As AutoTrader Editor-in-Chief Jodi Lai summed up, “[the X1] is a fantastic entryway into the brand. This subcompact SUV does everything a BMW should – it drives well, looks cool, and feels fancy inside, but it’s also surprisingly practical and easy to live with day to day.”
A lot of entry-grade “luxury” cars feel more like dolled-up versions of economy cars from somewhere else in the brand’s corporate family, because that’s often literally what they are. The BMW X1, despite technically sharing mechanicals with Mini, doesn’t feel like that.
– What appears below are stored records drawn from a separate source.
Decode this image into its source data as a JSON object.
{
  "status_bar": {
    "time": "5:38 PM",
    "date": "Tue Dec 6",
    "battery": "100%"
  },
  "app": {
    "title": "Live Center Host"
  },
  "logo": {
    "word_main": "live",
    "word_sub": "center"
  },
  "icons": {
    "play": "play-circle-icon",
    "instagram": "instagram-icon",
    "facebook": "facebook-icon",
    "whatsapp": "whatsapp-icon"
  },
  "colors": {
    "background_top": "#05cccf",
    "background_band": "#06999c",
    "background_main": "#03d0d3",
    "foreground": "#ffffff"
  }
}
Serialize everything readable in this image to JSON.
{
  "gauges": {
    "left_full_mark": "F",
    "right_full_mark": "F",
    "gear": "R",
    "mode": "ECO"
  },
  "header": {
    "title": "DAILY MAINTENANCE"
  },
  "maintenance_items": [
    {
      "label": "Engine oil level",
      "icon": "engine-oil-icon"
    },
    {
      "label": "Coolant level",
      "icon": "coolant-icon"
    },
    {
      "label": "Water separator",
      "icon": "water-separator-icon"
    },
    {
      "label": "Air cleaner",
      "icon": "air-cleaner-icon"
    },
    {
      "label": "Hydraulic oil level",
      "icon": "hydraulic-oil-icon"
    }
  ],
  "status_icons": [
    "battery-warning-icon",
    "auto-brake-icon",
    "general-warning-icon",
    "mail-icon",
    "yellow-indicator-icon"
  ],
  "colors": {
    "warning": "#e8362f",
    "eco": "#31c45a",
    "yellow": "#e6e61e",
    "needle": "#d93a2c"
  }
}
It’s condensed, sure, and there’s plastic where nicer BMWs would have leather, but other than that, it feels like you’re getting and driving a real, proper Bimmer. It feels like the happy hour weekday lunch menu at a Michelin-starred restaurant, except here you’re actually getting a lot of the same dishes they’d serve at dinner on Saturday night, and that’s why the X1 wins the award for Best Subcompact Luxury SUV of 2026.